Tahun baru Hiriyah yang “dirayakan” beberapa waktu lalu, sedikit demi sedikit, telah semakin menjauh. Dalam hal ini ahli bahasa telah memperingatkan, “Masa depan sungguh dekat betapapun jauhnya, sedangkan masa lalu begitu jauh betapapun dekatnya” (Kullu Madin Ba’id, Wakullu Mustaqbalin Qarib). Namun semoga semangat yang dibawanya tidak ikut menjauh. Merupakan kewajiban umat untuk memahami semangat tersebut agar tahun baru kali ini tidak berlalu begitu saja seperti tahun baru sebelumnya.
Ada suatu kejadian yang terekam erat dalam tulisan sejarah dan tinta-tinta suci dalam kitab hadist, merupakan awal dimulainya kelahiran Islam sebagai agama final. Agama yang pang pada kemudian hari mengubah padang pasir Arab yang tandus menjadi mesiu yang meledak-ledak.
Diriwayatkan dari ‘Aisyah r.a (yang artinya), wahyu pertama yang datang kepada Rasul adalah mimpi yang benar, Rasul tidak bermimpi kecuali terlihat seperti terbitnya fajar di saat subuh, kemudian beliau suka menyendiri (al-Khala’) di gua Hira’ untuk beribadah…(HR. Al-Bukhari/ Hadits. No.4573).
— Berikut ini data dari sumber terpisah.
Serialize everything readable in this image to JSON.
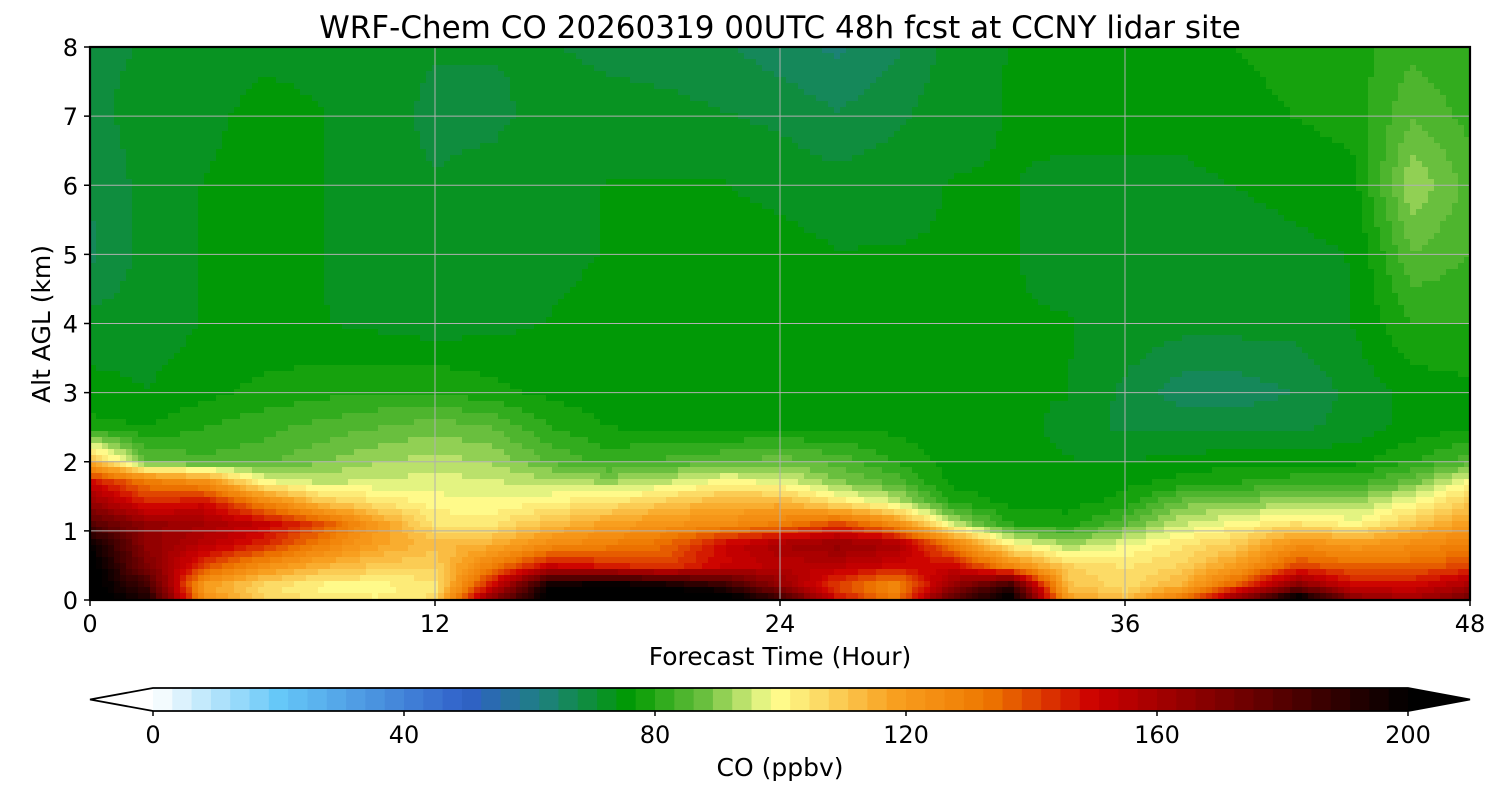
{
  "chart_data": {
    "type": "heatmap",
    "title": "WRF-Chem CO  20260319 00UTC 48h fcst at CCNY lidar site",
    "xlabel": "Forecast Time (Hour)",
    "ylabel": "Alt AGL (km)",
    "x_ticks": [
      "0",
      "12",
      "24",
      "36",
      "48"
    ],
    "y_ticks": [
      "0",
      "1",
      "2",
      "3",
      "4",
      "5",
      "6",
      "7",
      "8"
    ],
    "xlim": [
      0,
      48
    ],
    "ylim": [
      0,
      8
    ],
    "grid": true,
    "colorbar": {
      "label": "CO  (ppbv)",
      "ticks": [
        "0",
        "40",
        "80",
        "120",
        "160",
        "200"
      ],
      "range": [
        0,
        200
      ],
      "extend": "both",
      "orientation": "horizontal",
      "placement": "bottom",
      "stops": [
        {
          "value": 0,
          "color": "#ffffff"
        },
        {
          "value": 20,
          "color": "#66c8f8"
        },
        {
          "value": 50,
          "color": "#3060c8"
        },
        {
          "value": 62,
          "color": "#1e8080"
        },
        {
          "value": 76,
          "color": "#009a00"
        },
        {
          "value": 88,
          "color": "#6cc040"
        },
        {
          "value": 99,
          "color": "#ffff90"
        },
        {
          "value": 118,
          "color": "#f8a020"
        },
        {
          "value": 133,
          "color": "#ee7700"
        },
        {
          "value": 150,
          "color": "#cc0000"
        },
        {
          "value": 175,
          "color": "#6a0000"
        },
        {
          "value": 200,
          "color": "#000000"
        }
      ],
      "levels": 65
    },
    "hours": [
      0,
      2,
      4,
      6,
      8,
      10,
      12,
      14,
      16,
      18,
      20,
      22,
      24,
      26,
      28,
      30,
      32,
      34,
      36,
      38,
      40,
      42,
      44,
      46,
      48
    ],
    "altitudes_km": [
      0,
      0.2,
      0.5,
      0.8,
      1.1,
      1.4,
      1.7,
      2.0,
      2.5,
      3.0,
      4.0,
      5.0,
      6.0,
      7.0,
      8.0
    ],
    "co_ppbv": [
      [
        205,
        195,
        125,
        108,
        104,
        102,
        106,
        170,
        205,
        210,
        210,
        210,
        190,
        150,
        132,
        180,
        205,
        120,
        112,
        135,
        170,
        210,
        170,
        160,
        175
      ],
      [
        205,
        185,
        118,
        106,
        100,
        100,
        103,
        150,
        200,
        205,
        200,
        190,
        165,
        140,
        125,
        165,
        190,
        112,
        106,
        115,
        140,
        170,
        150,
        150,
        160
      ],
      [
        205,
        170,
        140,
        125,
        115,
        110,
        108,
        130,
        150,
        145,
        140,
        150,
        155,
        155,
        150,
        150,
        125,
        108,
        104,
        108,
        120,
        140,
        135,
        135,
        140
      ],
      [
        200,
        165,
        155,
        145,
        130,
        118,
        112,
        115,
        125,
        130,
        135,
        150,
        160,
        165,
        160,
        130,
        102,
        92,
        98,
        104,
        110,
        125,
        120,
        125,
        130
      ],
      [
        180,
        165,
        160,
        152,
        140,
        120,
        104,
        104,
        112,
        118,
        122,
        125,
        130,
        140,
        125,
        95,
        80,
        78,
        86,
        95,
        100,
        105,
        100,
        110,
        120
      ],
      [
        165,
        145,
        150,
        130,
        112,
        105,
        100,
        99,
        102,
        105,
        110,
        115,
        115,
        105,
        96,
        80,
        76,
        76,
        78,
        88,
        90,
        92,
        92,
        100,
        110
      ],
      [
        150,
        132,
        125,
        100,
        95,
        96,
        97,
        96,
        94,
        92,
        95,
        100,
        98,
        90,
        85,
        76,
        75,
        75,
        76,
        78,
        80,
        82,
        82,
        88,
        100
      ],
      [
        115,
        86,
        84,
        85,
        89,
        92,
        94,
        92,
        86,
        82,
        84,
        86,
        88,
        85,
        80,
        75,
        75,
        74,
        74,
        75,
        76,
        76,
        76,
        80,
        85
      ],
      [
        78,
        77,
        80,
        82,
        84,
        86,
        88,
        86,
        80,
        77,
        76,
        76,
        76,
        76,
        76,
        75,
        75,
        73,
        70,
        70,
        70,
        70,
        72,
        75,
        76
      ],
      [
        75,
        74,
        76,
        78,
        79,
        80,
        80,
        78,
        76,
        75,
        75,
        75,
        75,
        75,
        75,
        75,
        74,
        74,
        70,
        66,
        66,
        68,
        72,
        75,
        76
      ],
      [
        72,
        72,
        74,
        74,
        74,
        73,
        72,
        73,
        74,
        75,
        75,
        75,
        75,
        75,
        75,
        75,
        74,
        74,
        73,
        72,
        72,
        72,
        74,
        80,
        80
      ],
      [
        67,
        72,
        74,
        75,
        74,
        72,
        71,
        72,
        73,
        74,
        75,
        75,
        75,
        74,
        74,
        74,
        74,
        73,
        72,
        72,
        72,
        73,
        74,
        86,
        83
      ],
      [
        68,
        72,
        74,
        75,
        74,
        72,
        71,
        72,
        73,
        74,
        74,
        74,
        73,
        72,
        73,
        74,
        74,
        73,
        73,
        73,
        74,
        75,
        76,
        92,
        85
      ],
      [
        70,
        72,
        73,
        75,
        74,
        72,
        70,
        70,
        72,
        72,
        72,
        71,
        70,
        68,
        70,
        73,
        74,
        75,
        75,
        75,
        76,
        77,
        78,
        86,
        82
      ],
      [
        70,
        71,
        72,
        73,
        73,
        72,
        71,
        71,
        71,
        70,
        69,
        68,
        66,
        64,
        67,
        72,
        74,
        76,
        76,
        76,
        77,
        78,
        79,
        82,
        80
      ]
    ]
  }
}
Hadits di atas paling tidak ingin menyampaikan dua pesan penting. Pertama, pendidikan jiwa dengan metode ikhtila’ (menyendiri). Ikhtila’ adalah metode awal yang dilakukan Nabi untuk memahami esensi kehidupan. Pemahaman mengenai esensi kehidupan ini merupakan modal awal untuk menerima dan mengemban tugas besar, yaitu risalah kenabian. Karena itu ikhtila’ mempunyai posisi penting dalam permulaan keberagamaan umat Islam secara umum.
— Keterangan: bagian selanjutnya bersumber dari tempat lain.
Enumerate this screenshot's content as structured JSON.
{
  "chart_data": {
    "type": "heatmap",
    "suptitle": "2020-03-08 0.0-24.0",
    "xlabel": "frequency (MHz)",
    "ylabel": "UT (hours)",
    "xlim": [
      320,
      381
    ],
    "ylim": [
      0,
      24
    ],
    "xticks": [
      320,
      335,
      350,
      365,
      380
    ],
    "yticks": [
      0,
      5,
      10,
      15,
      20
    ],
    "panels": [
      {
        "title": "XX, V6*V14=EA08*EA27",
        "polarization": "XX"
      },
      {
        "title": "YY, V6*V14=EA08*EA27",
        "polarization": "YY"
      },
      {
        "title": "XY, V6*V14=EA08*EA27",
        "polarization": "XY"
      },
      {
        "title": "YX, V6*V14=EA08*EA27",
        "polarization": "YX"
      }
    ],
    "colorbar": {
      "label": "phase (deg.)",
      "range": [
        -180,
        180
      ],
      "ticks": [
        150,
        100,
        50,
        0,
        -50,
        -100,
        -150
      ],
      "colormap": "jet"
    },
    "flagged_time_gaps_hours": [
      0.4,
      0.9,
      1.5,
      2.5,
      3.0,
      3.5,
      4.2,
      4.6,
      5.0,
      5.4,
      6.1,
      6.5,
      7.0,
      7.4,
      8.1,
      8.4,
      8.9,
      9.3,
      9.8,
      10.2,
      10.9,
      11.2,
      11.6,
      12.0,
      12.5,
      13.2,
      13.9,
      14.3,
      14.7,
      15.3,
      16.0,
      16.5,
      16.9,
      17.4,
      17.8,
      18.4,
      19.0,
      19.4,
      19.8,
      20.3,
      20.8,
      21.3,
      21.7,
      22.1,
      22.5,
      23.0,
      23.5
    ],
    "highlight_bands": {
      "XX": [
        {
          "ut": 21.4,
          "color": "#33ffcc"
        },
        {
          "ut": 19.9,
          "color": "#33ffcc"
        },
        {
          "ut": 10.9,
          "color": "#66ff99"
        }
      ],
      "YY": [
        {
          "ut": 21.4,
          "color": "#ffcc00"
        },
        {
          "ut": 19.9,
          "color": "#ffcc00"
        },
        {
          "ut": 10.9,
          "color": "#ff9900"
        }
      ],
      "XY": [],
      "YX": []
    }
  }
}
Al-Qur’an dalam surat Asy-Syams ayat 8 menyampaikan bahwa setiap jiwa manusia sudah diilhami potensi ketakwaan dan kejahatan (fujur). Fujur adalah penyakit jiwa (seperti: sombong, pamer, dengki, riya’, terlena oleh dunia dll) yang akan memenjarakan jiwa dan membuat hati gelisah dan jauh dari ketenangan. Hal ini karena penyakit tersebut sangatlah cerdik dan cerdas untuk melakukan tipu daya. Karena itu dalam dua ayat berikutnya ditekankan bahwa kebahagiaan hanya bagi yang mensucikan jiwanya, sedang kesengsaraan hanya bagi yang mengotorinya. Melalui pendidikan jiwa dengan metode ihktila’ tersebut akan mengantarkan kepada pemahaman esensi kehidupan.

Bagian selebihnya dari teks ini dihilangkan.